Building Raised Beds

The year is flying round at quite a pace, and it has been quite a while since I posted updates with progress on the herb garden. But we haven’t been idle…

Unfortunately, due to ongoing renovation work at our house, we have rather a lot of reclaimed timber at the moment. It has been absolutely ideal for making raised beds for my herbs, and so far, I have made 4 largish (7 x 3′) beds that are about 18” deep. As it happens, the hard work was not in building them, but filling them with soil; each bed took about 25 sacks of topsoil to fill. As the soil at Cae Non is so heavy with clay, we have bought in a ton of topsoil, and these beds have used most of it.

Planting up

Planting the first set of herbs for 2013

The soil is enriched with some good quality topsoil/compost we found on site, this has generally been used to top the beds as it is of better quality than the topsoil we bought in! I have also added layers of grass clippings to try to introduce some organic matter into the soil. The one different thing that I have done with these beds that is entirely new to me is the addition of bio-char. Bio-char is the introduction of small charcoal pieces into soil – it serves two purposes: firstly it locks up carbon in the soil in a very stable form that is stable for thousands of years, thus sequestering carbon. But it is the second remarkable property of bio-char that we are interested in in these beds: It greatly enriches the soil. It improves drainage as it is porous, acting as a growth media for beneficial bacteria that will put life back into the soil. It will also directly fertilise the soil too as it is rich in potash and some other minerals. This idea originates with the South American tribes who use this process to make what is known as ‘Terra Preta’ – the foundation of their crop cultivation for millennia.

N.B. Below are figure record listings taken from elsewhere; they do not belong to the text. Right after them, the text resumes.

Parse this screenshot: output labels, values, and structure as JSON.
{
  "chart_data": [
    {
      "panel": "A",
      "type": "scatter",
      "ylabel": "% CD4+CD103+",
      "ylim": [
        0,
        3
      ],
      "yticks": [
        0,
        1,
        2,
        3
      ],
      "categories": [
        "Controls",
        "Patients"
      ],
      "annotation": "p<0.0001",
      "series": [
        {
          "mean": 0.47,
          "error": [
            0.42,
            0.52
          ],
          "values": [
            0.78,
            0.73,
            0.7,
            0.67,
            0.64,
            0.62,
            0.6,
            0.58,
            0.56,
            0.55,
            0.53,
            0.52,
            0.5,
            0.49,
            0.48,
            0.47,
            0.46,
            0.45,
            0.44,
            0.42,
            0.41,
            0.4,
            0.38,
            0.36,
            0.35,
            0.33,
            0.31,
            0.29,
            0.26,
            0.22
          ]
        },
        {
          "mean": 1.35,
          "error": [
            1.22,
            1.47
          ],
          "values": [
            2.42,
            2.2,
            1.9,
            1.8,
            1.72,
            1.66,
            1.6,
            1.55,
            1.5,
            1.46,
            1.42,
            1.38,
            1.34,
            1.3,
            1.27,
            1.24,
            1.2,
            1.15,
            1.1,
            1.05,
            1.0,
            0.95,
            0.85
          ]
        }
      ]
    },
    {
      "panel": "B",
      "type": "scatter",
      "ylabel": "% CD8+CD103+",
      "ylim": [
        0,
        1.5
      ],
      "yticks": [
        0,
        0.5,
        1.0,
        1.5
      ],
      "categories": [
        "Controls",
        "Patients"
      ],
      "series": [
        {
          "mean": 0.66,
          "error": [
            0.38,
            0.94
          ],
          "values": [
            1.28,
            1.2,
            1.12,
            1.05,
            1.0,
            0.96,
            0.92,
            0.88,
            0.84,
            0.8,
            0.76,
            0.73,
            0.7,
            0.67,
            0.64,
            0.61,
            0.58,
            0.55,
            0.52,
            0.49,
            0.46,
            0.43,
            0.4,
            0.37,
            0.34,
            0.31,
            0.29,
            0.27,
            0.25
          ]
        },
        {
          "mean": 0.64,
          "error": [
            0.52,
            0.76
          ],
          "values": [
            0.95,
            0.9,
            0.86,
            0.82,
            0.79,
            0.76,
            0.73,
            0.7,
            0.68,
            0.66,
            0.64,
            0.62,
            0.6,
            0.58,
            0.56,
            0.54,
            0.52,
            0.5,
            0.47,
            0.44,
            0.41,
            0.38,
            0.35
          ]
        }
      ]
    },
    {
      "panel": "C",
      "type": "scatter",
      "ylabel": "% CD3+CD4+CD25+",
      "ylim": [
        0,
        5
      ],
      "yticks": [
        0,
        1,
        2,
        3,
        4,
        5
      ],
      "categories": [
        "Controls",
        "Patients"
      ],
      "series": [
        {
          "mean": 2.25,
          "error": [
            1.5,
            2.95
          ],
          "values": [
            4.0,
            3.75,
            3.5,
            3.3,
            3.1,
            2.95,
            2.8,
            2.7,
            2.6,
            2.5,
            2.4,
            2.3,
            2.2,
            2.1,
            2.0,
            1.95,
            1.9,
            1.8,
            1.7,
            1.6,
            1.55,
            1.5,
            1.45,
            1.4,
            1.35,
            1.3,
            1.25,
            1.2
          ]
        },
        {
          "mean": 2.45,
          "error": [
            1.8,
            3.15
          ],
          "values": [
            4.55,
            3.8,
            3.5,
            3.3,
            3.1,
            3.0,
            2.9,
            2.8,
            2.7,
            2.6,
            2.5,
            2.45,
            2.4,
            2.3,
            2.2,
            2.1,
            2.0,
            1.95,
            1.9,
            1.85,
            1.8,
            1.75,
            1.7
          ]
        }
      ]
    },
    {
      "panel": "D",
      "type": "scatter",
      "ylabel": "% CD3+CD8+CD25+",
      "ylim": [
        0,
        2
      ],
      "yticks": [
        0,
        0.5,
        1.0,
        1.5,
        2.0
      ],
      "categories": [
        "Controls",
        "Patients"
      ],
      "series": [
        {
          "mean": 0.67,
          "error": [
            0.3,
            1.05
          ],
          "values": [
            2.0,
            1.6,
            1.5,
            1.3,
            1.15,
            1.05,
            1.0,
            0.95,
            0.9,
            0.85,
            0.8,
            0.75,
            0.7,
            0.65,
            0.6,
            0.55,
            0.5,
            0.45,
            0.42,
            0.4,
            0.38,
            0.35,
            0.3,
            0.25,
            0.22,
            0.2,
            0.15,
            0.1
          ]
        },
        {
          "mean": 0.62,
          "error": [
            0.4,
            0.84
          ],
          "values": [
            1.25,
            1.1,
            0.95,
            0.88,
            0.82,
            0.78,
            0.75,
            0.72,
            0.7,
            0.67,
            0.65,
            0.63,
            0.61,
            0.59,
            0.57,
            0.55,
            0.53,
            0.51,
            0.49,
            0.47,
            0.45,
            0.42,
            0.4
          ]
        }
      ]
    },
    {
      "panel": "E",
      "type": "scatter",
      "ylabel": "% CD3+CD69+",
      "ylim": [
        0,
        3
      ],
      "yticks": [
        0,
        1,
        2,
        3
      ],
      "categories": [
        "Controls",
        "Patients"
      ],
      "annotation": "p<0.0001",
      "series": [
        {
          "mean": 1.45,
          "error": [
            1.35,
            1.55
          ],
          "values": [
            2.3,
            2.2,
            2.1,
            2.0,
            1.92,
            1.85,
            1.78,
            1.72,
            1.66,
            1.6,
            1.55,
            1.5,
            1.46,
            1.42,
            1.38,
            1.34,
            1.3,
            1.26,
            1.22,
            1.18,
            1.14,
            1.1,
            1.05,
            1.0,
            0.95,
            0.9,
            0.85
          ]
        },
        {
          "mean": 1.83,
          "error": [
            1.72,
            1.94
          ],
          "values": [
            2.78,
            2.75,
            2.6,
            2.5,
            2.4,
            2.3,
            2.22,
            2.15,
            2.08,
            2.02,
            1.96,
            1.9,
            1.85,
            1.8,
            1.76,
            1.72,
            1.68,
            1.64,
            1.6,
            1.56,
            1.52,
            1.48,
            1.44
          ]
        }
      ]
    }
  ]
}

For those interested, more information is available here on Wikipedia.

The first bed to be constructed had the most bio-char in it as I’ve been enriching it for the longest time: It has also grown the best herbs as you can see from the photo below:

First raised beds finished and in bloom!

First raised beds finished and in bloom!

The planting list for the four raised beds so far is:

Bed 1:
Eschscholzia californica – Californian poppy
Matricaria recutita
– Chamomille
Achillea milefolium
– Yarrow

Bed 2:
Borago officinalis – Borage
Silybum marianum – Milk Thistle

Bed 3:
Althea officinalis – Mallow
Leonurus cardiaca – Motherwort
Digitalis purpurea – Purple Foxglove
Arctium lappa – Burdock

Bed 4:Valeriana officinalis – Valerian
Verbena officinalis – Vervain
Inula helenium – Elecampane

Many more raised beds are planned, but this is a good start for this summer, and we should soon be reaping the harvest of some of the herbs planted this year!